AK Parti Genel Merkez Kadın Kolları Başkanı Keşir, şöyle devam etti:
“Bir çalıştayla siyaset belirleyemezsiniz. Partimizin farklı gelişme de kendi disiplinleri kapsamında bunu çalışıyorlar. Çalıştayımızda Aile ve Sosyal Hizmetler Bakanlığı, Sağlık Bakanlığı, Çalışma ve Sosyal Güvenlik Bakanlığı ile Gençlik ve Spor Bakanlığı SporBakanlığından temsilciler vardı. Daima bir arada multidisipliner bir çalışma yapmak istiyoruz. Bunu bir çerçevede çalışmak üzere düşünelim. Daha sonra bu raporun çıktılarını MYK’de arz ettiğimizi söyledi. Ancak bu bir karar raporu değil. “Sonuç, hükmümüz bunun üzerine çalışıyor.”
Dünya çapında hareketli olarak görülüyor, ailelere daha kalıcı ve sürdürülebilir dayanaklar, beraberinde kreş, bakım dayanaklarının olduğunu söyleyen Keşir, Fransa ve Macaristan’ın bu bahiste başarılı örnekler düzeyinde bulunduğunu söz etti.
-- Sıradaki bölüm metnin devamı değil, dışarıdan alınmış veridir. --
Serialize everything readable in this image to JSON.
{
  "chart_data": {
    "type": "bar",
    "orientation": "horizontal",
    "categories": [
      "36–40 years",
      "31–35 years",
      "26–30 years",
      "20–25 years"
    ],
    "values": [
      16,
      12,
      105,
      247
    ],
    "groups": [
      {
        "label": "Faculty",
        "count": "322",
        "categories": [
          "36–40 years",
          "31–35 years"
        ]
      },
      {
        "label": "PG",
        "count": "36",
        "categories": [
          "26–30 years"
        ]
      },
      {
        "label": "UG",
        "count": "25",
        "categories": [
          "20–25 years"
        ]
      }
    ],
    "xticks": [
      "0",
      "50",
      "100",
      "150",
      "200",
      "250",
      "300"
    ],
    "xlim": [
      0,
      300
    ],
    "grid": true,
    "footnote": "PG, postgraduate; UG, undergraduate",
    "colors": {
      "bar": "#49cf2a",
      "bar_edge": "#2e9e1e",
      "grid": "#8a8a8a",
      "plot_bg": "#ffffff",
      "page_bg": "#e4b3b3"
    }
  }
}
Başarılı olan ülke modelleri arasından farklı ülkelerde seçici sonuçlar verdiğine dikkat çeken Keşir, “Biz, her ne yapıyorsak, Türkiye yeteneklerine uygun, Türkiye’de sonuç alabileceğimiz, Türkiye’ye uygun bir modeli çalışmak zorundayız.” değerlendirmesinde bulundu.
Devam eden süreçte hangi teşviklerin olacağı ile daha net açıklamalarının belirlendiğini belirten Keşir, bir olumlu gelişmenin çıkarılması için birkaç daha fazla açıklamalarının yapılması gerektiğini sözlerine ekledi.